To qualify as brackish water, it must contain 1,000-10,000 parts per million total dissolved solids. Total dissolved solids are the dissolved salts, such as magnesium, potassium, calcium, sulphur, boron and sodium, in the water.
To understand the complexity of the brackish water aquifers, McDonald said it's important to know a little about the region's geological history.
"The Permian Sea, for which the oil-rich Permian Basin is named, formed behind an uplift in Earth's crust about 250 million years ago," McDonald said. "There were three basins in the Permian Sea, named from west to east, the Marfa, Delaware and Midland basins. They were connected by the Hovey and Sheffield channels, which later filled in and cut the basins off from the open ocean."
McDonald said the Capitan Reef aquifer is an ancient coral reef 1,500 to 2,000 feet thick that formed around the Delaware Basin during this Permian period. Today, the reef is buried beneath younger sediment, but can still be seen as the Glass, Apache and Guadalupe mountains.
Fresh water can be found in the aquifer along these mountain outcrops to 4,000 feet, but deeper depths can yield brackish groundwater with total dissolved solids of around 3,000 parts per million.
"Sediments that filled the Delaware Basin during the late Permian period are collectively called the Rustler Aquifer McDonald said. "It's important to note that these aquifers are made of porous sedimentary sandstone, limestone, anhydrite and salts that are saturated with brackish water rather than large open basins, voids or holes as many people picture an aquifer to be.
"This aquifer is under Reeves County and parts of Culberson, Pecos, Loving and Ward counties. There are relatively few wells in the Rustler Aquifer, and data indicate both the water quality and quantity are quite variable with well yields ranging widely from 10-4,000 gallons per minute.
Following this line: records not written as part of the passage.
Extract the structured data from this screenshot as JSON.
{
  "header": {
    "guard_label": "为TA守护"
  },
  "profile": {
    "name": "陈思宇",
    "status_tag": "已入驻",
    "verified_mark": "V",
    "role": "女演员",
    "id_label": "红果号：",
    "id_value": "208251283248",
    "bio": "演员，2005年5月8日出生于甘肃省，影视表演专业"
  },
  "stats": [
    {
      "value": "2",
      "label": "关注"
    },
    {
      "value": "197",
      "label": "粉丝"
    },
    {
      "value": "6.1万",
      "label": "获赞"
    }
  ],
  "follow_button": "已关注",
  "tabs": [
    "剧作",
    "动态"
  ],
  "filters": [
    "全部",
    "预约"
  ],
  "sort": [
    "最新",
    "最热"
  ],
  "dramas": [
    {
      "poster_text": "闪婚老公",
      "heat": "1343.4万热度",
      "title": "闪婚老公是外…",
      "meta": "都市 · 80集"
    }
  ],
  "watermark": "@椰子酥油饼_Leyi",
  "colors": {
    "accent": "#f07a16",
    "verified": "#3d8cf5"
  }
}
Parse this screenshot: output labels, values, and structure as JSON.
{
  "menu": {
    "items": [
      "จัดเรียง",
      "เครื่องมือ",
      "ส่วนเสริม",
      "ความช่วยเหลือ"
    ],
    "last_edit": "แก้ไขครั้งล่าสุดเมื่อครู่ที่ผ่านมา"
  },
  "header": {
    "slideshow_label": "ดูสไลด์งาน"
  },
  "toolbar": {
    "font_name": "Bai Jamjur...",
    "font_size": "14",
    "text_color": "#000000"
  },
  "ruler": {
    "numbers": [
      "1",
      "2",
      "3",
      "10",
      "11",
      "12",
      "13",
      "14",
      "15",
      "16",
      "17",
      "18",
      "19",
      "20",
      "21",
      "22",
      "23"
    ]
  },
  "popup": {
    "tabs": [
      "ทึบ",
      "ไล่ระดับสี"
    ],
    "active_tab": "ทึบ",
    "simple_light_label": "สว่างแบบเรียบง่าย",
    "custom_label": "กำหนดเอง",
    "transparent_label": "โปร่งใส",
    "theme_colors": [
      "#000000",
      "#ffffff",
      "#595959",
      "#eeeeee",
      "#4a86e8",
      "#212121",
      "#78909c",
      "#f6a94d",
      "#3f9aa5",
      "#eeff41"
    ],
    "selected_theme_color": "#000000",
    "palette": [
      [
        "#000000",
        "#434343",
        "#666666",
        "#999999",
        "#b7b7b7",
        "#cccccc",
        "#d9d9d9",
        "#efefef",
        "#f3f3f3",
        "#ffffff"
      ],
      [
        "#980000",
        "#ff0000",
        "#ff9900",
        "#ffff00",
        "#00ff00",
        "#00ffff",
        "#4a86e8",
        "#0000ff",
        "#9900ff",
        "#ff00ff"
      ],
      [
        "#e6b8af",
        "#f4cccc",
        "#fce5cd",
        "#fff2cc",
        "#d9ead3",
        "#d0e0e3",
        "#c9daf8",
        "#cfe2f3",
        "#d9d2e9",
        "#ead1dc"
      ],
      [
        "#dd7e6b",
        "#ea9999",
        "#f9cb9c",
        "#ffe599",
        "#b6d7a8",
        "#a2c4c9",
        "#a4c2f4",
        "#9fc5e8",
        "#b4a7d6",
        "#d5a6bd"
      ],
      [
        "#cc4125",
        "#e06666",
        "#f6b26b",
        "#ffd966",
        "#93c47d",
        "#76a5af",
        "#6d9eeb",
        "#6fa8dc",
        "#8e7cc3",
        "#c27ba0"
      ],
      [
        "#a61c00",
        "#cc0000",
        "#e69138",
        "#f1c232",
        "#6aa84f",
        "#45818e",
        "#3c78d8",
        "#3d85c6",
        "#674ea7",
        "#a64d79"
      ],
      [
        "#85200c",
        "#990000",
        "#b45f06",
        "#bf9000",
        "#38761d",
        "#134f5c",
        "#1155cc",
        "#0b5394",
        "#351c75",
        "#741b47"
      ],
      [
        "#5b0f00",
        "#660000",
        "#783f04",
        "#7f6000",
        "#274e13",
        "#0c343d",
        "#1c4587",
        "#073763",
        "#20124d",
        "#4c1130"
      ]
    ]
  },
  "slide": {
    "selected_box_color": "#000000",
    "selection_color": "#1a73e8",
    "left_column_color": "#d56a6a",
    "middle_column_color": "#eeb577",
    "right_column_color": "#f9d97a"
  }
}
And quality near Rustler Hills in eastern Culberson County being only slightly saline while wells in Reeves County are more moderately so. The Reeves County wells are used for secondary oil and gas recovery, waterflooding and hydraulic fracturing or 'fracking'."
McDonald said the Dockum Aquifer was deposited over Permian-aged rocks by rainfall runoff, rivers and lakes during the Triassic period. The Dockum underlies 44 Texas counties from the western Panhandle south to the Permian Basin and east to the Trans Pecos region, and on up into parts of New Mexico, Colorado, Oklahoma and Kansas.
Today's Dockum wells typically yield fresh water, but become saltier in the deeper parts of the aquifer near the center of the Permian Basin, with sodium chloride, gypsum and limestone being the main total dissolved solids found, she said.
In West Texas, Santa Rosa sandstone is the main water bearing-strata in Pecos, Winkler, Ward, Crane, Upton and Reagan counties, with wells of 100-400 gallons per minute reported. The aquifer's water levels have declined in Loving, Ector and Reeves counties.
"The Pecos Valley aquifer was deposited over the Capitan, Delaware, Dockum and Rustler during the past 60 million years," McDonald said. "The Pecos is mostly sand, silt, clay gravels and cobbles washed down by rivers and streams, including the ancestral Pecos River."
The depths to the Pecos Valley aquifer range from 50-300 feet. Aquifer thickness is typically 100 to 300 feet, however, in northeast Reeves County the aquifer is 1,500 feet thick.
"Well yields from the Pecos Valley aquifer are high, as much as 2,000 gallons per minute," McDonald said. "But the water quality usually declines the deeper you go."
"Brackish water could be a real asset in the near future," McDonald said, "so it would behoove landowners to stay abreast of any developments that may not only affect them, but the region and state as well."